Les trois nouveaux forts Aubin-Neufchâteau, Battice et Tancrémont formaient un bouclier, qui fut décrit dans le mémoire selon le schéma donné ci-dessus. Le Fort de Battice y est décrit de la façon suivante : "Le Fort de Battice avec ses positions de combat, qui s'étendaient sur ses deux côtés, a pour mission de couvrir de front Est de la PFL et, en cas d'attaque venant de l'Est, de fermer le plateau de Herve. Il contrôle particulièrement les grandes routes Aix-la Chapelle - Liège et Eupen - Liège. Le Fort de Battice comprend les dispositifs de combats suivants, qui sont très modernes et reliés entre eux par des galeries souterraines:
En ce qui concerne l'équipement d'artillerie, il faut remarquer, que les allemands eux-mêmes trouvaient les données "douteuses" ("zweifelhaft"), et, dans l'Annexe 3 du mémoire, on peut lire ce qui suit : "Il est fort douteux, que ces canons, sous coupole, d'un calibre supérieur à 155 mm, n'entrent en action; toutefois, ces calibres pourraient probablement être mis en action par l'Artillerie d'Armée en position dans les environs proches du Fort."

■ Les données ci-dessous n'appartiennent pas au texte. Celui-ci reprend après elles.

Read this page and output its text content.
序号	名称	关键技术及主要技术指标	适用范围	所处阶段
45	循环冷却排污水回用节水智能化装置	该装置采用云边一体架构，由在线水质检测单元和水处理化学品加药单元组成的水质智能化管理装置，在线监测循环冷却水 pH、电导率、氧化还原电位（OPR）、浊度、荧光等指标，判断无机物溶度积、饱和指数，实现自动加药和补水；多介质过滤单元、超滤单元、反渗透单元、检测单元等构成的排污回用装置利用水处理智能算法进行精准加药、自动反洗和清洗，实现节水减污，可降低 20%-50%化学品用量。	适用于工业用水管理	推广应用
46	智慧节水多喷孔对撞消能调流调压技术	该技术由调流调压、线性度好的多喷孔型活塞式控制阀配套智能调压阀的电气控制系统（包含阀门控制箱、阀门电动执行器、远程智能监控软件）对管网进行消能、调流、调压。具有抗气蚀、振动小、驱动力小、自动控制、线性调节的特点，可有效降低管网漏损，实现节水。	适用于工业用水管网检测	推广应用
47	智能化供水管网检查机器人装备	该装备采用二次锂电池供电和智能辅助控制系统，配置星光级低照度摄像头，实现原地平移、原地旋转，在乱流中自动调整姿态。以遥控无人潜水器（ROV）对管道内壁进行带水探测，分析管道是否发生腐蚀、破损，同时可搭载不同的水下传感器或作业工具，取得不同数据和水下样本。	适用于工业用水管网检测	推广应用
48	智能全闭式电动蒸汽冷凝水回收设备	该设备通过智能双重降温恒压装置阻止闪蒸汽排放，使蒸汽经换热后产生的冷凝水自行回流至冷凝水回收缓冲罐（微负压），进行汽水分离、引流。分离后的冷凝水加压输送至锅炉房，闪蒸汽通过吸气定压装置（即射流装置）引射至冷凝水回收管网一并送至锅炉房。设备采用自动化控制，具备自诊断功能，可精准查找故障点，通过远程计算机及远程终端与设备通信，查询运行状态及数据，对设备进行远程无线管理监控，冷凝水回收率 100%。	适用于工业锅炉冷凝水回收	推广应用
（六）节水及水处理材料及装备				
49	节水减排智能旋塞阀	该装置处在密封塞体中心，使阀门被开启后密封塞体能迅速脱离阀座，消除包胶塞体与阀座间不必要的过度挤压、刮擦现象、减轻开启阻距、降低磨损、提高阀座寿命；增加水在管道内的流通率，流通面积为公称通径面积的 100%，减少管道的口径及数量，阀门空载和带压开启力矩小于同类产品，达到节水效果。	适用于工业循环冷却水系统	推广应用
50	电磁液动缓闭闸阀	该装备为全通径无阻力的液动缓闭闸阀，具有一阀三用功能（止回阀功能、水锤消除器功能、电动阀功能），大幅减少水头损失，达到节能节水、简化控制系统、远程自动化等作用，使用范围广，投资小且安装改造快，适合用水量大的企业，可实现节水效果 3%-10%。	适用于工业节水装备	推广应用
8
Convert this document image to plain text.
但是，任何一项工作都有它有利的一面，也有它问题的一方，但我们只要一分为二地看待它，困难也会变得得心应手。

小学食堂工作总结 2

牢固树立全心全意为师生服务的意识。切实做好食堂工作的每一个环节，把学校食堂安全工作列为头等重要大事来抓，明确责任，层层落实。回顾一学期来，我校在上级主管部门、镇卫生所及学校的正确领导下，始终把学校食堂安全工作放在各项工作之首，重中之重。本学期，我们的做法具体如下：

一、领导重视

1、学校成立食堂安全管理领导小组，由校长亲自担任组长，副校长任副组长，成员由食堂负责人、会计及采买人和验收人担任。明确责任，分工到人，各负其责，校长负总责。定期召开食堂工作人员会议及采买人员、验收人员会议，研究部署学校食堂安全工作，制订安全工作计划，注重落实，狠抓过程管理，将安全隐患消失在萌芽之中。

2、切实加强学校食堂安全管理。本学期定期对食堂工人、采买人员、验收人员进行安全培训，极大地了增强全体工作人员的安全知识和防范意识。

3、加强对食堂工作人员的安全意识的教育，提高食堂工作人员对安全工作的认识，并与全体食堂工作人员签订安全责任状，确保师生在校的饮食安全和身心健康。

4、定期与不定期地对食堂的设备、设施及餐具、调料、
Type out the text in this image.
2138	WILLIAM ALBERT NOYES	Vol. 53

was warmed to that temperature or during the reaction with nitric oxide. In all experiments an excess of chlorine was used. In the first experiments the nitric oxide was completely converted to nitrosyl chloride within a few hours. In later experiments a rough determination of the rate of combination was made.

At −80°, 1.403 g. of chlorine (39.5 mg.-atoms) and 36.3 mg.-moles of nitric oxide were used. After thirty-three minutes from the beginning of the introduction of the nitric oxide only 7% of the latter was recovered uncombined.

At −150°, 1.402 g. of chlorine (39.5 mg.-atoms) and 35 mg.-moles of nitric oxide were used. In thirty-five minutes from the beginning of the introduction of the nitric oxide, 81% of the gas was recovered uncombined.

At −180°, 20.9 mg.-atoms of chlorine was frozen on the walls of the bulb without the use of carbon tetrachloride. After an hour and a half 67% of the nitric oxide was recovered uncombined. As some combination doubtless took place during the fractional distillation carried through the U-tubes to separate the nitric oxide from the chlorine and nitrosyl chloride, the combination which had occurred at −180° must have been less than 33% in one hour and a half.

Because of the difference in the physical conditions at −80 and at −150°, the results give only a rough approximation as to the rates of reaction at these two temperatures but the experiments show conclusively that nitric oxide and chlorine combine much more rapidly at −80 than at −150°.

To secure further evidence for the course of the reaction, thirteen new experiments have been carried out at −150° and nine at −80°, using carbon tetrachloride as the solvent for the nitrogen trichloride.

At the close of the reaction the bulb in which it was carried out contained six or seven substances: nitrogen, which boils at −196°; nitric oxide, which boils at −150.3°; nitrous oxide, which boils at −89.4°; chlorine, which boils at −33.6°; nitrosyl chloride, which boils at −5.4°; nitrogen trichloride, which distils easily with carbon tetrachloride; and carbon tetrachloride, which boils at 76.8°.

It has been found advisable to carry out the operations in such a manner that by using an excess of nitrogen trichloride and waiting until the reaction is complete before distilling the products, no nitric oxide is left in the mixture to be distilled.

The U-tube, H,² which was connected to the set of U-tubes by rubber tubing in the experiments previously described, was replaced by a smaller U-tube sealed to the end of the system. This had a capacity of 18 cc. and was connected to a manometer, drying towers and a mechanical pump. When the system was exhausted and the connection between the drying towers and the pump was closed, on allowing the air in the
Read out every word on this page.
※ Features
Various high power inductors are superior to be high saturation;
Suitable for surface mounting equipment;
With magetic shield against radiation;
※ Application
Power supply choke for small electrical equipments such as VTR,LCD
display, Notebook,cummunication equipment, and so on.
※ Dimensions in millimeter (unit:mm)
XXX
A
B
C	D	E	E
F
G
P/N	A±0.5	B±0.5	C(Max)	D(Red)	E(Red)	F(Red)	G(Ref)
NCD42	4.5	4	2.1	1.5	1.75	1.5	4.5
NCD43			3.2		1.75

Les allemands eurent naturellement plus facile pour juger les huit forts réarmés, car ils connaissaient encore ces ouvrages de 1914-1918; ils y avaient même entrepris des améliorations pendant cette période. Pour les forts de Barchon, d'Evegnée, de Fléron et de Chaudfontaine, en ce qui concerne la construction et le nombre de coupoles, le mémoire donnait toujours la réalité; ces forts possédaient le même nombre de coupoles qu'en 1914. Pour les quatre autres forts, d'Embourg, de Boncelles, de Flémalle et de Pontisse, on avait, dans les années 30, enlevé plusieurs coupoles des massifs centraux. Cela avait, en partie, échappé aux Allemands. Pour Flémalle et Pontisse, on avait, en effet, remarqué, que les coupoles avaient été enlevées des massifs centraux et que les ouvertures, laissées par ces travaux, avaient été refermées au moyen de béton, et on ne se trompait pas sur le nombre de coupoles existantes, tandis que pour les forts d'Embourg et Boncelles (respectivement 4 et 5 coupoles sur le massif central en 1914), les Allemands n'avaient pas remarqué, que ces deux forts ne possédaient plus, chacun, qu'un POC et aucune coupole d'artillerie sur leur massif central respectif. Ainsi, du point de vue artillerie, le front Sud de Liège fut trop fortement évalué par les allemands. Les ouvrages extérieurs servant de prise d'air, avaient, eux aussi, complètement échappé. Un grand atout pour ces vieux forts réarmés...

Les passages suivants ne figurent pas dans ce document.